Командование прилагало усилия для исправления положения с питанием военнослужащих, виновных снижали в должности и воинским звании, отправляли под трибунал. В приказах наркома обороны неоднократно отмечались “факты плохой организации питания бойцов и несоветского отношения к сохранению и расходованию продовольствия”. Указывалось, что питание бойцов “в ряде частей, несмотря на полное наличие продуктов на складах и базах, организовано плохо; имеется немало случаев, когда воры и мошенники безнаказанно обкрадывают красноармейцев, выдавая им хлеба меньше положенной нормы, закладывая в котел неполное количество положенных по раскладке продуктов”. Чтобы улучшить питание бойцов и командиров, приходилось использовать местные возможности по заготовке овощей. В воинских частях и соединениях создавались собственные подсобные хозяйства, при этом в некоторых армиях посевы достигали тысячи гектаров39.

Военнослужащие и сами искали собственные пути выживания. Традиционно солдат стремился находиться поближе к кухне. Наряды на кухню, обычно нежелательные в мирное время вследствие необходимости выполнения тяжелой и грязной работы, порой становились пределом мечтаний для военнослужащих тыловых частей. Характеризуя свое двухмесячное пребывание в Тесницких лагерях, Л. Г. Андреев отмечал, что “только два-три раза я был сыт, да и то не впрок – объедался. Это были дни нарядов на кухне… вконец изголодавшиеся, мы ели не разбирая и не задумываясь о последствиях – знали, что завтра снова наступит мучительное ощущение. Да, мучительное, ведь знаешь, что ничем не удовлетворишь себя”. Казармы Казани запомнились ему тем, что “не был голоден за два месяца только один раз: был в наряде на кухне и там объелся, а потом мучился с животом”40.

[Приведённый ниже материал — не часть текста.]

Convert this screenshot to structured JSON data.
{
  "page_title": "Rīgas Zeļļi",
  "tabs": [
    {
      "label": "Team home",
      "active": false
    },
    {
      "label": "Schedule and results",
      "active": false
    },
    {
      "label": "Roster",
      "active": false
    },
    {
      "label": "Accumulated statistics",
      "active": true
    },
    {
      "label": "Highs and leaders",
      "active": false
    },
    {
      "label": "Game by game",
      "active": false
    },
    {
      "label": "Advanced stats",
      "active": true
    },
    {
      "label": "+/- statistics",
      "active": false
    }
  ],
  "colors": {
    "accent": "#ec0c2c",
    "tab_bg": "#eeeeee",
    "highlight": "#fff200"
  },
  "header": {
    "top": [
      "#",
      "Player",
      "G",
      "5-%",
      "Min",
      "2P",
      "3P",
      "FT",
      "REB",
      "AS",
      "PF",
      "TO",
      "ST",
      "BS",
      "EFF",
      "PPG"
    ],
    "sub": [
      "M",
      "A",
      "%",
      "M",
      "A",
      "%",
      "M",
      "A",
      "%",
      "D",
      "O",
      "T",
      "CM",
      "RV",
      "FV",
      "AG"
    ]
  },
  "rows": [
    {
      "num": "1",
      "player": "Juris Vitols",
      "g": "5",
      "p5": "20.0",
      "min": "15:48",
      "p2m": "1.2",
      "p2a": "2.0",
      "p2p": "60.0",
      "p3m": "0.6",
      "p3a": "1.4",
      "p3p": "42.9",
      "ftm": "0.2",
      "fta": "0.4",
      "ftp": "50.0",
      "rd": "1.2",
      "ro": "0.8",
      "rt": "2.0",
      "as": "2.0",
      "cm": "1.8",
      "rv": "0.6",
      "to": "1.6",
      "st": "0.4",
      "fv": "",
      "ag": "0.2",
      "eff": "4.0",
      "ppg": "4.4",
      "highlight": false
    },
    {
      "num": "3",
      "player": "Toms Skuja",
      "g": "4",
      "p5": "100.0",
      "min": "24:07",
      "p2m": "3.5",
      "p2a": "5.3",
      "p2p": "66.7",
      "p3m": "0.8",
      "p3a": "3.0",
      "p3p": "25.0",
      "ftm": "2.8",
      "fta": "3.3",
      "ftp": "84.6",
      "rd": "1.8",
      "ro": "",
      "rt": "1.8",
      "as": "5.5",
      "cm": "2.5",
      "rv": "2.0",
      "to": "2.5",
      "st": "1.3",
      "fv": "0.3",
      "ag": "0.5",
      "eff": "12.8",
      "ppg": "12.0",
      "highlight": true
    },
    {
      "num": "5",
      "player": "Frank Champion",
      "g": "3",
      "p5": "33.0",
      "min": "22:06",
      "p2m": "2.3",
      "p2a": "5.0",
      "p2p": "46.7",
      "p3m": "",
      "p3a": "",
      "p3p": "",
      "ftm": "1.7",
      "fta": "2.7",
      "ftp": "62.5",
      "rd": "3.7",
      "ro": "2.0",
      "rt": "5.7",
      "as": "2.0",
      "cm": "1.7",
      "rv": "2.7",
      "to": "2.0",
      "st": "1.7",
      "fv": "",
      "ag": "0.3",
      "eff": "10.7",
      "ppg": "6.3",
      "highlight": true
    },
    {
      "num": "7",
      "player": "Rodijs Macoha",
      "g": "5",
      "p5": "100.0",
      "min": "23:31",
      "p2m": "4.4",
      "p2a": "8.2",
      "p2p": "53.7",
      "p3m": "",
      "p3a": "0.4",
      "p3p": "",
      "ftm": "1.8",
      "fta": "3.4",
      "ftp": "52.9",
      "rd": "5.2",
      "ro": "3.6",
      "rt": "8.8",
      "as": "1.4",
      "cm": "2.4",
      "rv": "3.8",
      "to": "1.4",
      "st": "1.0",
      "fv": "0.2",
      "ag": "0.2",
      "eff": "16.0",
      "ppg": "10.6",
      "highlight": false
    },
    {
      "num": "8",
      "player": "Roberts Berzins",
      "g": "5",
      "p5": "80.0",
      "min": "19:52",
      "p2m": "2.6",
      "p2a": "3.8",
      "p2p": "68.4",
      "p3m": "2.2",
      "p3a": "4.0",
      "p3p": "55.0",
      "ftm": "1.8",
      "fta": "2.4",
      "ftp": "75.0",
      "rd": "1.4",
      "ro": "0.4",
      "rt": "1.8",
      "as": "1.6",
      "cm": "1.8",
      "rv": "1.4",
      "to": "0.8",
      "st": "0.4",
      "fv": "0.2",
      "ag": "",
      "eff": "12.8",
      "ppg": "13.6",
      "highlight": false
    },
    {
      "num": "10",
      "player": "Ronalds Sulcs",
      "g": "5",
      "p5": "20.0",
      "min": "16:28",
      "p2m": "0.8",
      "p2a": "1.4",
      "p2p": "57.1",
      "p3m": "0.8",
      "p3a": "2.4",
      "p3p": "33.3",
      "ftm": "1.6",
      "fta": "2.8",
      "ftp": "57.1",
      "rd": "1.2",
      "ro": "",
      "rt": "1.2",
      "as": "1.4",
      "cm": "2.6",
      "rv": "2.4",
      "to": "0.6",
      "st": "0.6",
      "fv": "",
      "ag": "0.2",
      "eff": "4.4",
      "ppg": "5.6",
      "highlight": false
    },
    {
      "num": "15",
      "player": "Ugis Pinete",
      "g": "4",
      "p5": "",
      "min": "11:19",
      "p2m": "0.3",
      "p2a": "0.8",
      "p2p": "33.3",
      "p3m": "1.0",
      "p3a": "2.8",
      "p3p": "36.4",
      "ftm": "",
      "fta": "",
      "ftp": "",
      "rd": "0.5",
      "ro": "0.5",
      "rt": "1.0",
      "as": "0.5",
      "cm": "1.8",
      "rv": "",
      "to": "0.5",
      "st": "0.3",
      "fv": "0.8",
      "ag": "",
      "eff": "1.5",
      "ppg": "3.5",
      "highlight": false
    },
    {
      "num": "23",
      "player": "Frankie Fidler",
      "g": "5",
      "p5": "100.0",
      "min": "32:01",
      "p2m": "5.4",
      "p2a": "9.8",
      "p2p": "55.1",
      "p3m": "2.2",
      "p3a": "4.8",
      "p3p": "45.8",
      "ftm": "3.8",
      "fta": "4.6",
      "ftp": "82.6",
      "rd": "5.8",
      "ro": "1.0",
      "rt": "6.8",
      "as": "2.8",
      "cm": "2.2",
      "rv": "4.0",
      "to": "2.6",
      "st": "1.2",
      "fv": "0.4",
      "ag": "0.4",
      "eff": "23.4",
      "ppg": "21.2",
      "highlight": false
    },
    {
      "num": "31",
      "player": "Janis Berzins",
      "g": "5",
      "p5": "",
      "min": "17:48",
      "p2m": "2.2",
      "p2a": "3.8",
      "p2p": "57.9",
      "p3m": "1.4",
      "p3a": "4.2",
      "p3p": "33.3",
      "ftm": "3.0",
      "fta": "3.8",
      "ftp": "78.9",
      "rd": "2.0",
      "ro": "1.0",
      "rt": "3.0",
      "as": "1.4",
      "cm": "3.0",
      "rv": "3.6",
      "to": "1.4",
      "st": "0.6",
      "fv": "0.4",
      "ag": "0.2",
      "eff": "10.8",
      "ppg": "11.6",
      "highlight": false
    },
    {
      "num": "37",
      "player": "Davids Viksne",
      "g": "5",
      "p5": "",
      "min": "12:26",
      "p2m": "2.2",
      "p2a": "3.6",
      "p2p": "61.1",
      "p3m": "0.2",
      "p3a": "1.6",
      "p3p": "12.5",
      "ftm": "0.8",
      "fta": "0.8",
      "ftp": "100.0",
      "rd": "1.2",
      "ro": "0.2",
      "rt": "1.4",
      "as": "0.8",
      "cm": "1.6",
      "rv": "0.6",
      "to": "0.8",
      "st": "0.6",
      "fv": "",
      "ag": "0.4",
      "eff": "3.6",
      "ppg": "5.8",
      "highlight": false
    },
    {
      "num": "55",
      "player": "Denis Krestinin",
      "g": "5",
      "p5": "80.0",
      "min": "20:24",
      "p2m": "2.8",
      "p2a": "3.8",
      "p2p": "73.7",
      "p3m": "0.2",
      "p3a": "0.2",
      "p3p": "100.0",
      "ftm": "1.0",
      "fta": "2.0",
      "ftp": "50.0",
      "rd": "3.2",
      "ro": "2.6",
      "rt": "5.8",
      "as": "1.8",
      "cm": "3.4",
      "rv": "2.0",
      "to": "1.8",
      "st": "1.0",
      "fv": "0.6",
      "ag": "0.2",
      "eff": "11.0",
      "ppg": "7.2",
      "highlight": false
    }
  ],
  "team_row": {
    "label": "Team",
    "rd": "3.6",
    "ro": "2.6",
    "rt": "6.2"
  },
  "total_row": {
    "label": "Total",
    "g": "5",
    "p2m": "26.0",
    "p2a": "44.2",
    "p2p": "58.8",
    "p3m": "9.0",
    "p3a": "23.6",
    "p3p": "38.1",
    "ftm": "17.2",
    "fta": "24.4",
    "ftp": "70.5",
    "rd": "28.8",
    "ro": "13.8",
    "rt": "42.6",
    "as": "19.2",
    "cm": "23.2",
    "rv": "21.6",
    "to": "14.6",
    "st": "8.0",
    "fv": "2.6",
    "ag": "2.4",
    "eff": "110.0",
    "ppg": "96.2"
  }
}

При наличии денег бойцы и командиры покупали продукты в системе военторга и гражданских магазинах. В лагерях под Ногинском “можно было иногда доставать хлеб в ларьке, хотя очереди за ним были колоссальные. Я чаще всего использовал то, что у меня были деньги: платил, и мне доставали хлеб”. Курсанты 2-го Владивостокского военно-пехотного училища, располагавшегося в Комсомольске-на-Амуре, во время лыжной подготовки проложили маршрут невдалеке от магазина, полки которого были заполнены исключительно крабовыми консервами. Крабами сдабривали утреннюю порцию перловой или овсяной каши41.

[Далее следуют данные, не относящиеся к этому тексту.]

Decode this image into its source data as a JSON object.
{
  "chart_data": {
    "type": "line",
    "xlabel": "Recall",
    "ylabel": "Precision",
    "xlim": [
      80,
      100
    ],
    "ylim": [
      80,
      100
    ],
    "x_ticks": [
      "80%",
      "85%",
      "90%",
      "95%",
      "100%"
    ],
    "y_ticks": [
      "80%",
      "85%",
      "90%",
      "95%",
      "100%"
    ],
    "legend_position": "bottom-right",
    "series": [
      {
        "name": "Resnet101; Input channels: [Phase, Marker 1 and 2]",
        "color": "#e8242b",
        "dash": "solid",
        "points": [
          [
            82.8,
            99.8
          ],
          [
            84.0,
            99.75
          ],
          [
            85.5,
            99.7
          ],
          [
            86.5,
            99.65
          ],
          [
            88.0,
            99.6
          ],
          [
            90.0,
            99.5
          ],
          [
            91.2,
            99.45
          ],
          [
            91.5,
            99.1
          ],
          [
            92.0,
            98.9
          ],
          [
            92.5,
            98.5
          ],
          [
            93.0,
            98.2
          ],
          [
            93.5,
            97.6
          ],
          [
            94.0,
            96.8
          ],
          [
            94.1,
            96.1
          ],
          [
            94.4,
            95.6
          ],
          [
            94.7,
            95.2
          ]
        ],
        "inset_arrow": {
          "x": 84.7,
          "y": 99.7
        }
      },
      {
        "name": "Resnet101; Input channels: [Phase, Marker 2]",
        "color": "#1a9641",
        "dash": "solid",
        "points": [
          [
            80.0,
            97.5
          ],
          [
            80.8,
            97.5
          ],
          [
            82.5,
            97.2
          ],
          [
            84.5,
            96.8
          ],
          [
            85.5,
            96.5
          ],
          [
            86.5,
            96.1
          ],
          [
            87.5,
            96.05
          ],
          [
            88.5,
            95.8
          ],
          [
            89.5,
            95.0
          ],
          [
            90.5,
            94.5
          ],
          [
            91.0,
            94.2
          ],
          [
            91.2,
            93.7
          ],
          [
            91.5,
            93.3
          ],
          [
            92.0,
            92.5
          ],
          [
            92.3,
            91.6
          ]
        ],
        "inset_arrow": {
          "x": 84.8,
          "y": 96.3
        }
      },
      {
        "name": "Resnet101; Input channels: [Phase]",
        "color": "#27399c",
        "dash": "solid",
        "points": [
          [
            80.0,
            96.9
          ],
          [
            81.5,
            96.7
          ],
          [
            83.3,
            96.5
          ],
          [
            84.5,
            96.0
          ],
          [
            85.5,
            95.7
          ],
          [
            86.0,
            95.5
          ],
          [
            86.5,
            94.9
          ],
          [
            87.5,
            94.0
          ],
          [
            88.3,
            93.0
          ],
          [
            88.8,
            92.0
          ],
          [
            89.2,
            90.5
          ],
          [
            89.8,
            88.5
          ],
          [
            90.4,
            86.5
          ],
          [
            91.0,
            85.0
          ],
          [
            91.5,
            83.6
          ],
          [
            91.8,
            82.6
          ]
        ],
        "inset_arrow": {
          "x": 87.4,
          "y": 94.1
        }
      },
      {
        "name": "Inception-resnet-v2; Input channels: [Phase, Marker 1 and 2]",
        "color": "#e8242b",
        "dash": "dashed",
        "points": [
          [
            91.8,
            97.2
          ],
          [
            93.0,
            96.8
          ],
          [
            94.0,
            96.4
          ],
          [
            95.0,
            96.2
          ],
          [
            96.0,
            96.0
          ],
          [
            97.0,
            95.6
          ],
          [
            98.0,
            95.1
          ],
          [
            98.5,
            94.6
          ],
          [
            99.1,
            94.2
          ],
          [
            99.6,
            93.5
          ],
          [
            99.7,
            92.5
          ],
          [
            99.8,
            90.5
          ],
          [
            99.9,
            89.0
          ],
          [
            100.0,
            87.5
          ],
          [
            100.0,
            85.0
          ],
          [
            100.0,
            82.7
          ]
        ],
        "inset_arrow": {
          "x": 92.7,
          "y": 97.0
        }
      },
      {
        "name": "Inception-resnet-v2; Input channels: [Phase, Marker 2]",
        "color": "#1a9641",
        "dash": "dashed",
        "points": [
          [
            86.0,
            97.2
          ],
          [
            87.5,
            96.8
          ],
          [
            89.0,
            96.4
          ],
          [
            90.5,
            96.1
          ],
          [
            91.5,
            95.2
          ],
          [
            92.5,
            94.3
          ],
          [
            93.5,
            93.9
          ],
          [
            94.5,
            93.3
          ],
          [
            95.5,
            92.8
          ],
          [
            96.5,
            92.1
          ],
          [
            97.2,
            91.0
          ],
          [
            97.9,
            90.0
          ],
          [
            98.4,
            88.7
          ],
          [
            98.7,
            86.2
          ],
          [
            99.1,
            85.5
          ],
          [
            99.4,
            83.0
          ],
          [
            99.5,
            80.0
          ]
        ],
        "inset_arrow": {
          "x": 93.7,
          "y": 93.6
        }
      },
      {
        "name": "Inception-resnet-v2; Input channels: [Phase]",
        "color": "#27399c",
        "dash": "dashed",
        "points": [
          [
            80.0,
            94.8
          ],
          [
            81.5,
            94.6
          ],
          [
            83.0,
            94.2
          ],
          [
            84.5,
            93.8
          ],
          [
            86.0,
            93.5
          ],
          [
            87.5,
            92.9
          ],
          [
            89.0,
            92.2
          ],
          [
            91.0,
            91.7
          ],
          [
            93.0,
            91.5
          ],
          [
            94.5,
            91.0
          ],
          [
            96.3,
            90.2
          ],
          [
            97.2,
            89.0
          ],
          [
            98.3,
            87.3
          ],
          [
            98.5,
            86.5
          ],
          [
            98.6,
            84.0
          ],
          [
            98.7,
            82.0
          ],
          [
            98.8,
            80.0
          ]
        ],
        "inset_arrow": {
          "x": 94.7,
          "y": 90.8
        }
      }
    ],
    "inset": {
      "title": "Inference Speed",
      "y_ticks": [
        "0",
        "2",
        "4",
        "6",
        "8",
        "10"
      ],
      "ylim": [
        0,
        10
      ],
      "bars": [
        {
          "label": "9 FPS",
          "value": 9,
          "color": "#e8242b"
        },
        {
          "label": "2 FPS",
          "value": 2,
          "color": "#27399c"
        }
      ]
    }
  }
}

Поскольку деньги на покупку продуктов были не у всех, начиналась незаконная обменная торговля, происходили нехитрые натуральные сделки:

________________________________________

“В первый день я не мог есть ни супа, ни каши и поменял их на четыре компота. Оказалось, что существовала отработанная практика обменов. За суп – два компота, за второе – четыре, за хлеб и сахар – второе, или наоборот”42. В. В. Сырцылин, которому в пути надоели вобла и лещ, на полустанках менял их на картофель. В городе он, продав картофель, на вырученные деньги покупал хлеб, часть которого сразу же менял на табак43. Получив продукты на 15 дней пути (колбаса, сельдь, сахар, сухари, чай), младший лейтенант 3. Клейман, страдавший от отсутствия горячей пищи, обменял половину выданной рыбы на крупу. Обмен процветал и в окопах. “Табак на сухари, порция водки на две порции сахару. Прокуратура тщетно боролась с меной”, – вспоминал о “меновой торговлишке” Б. А. Слуцкий44.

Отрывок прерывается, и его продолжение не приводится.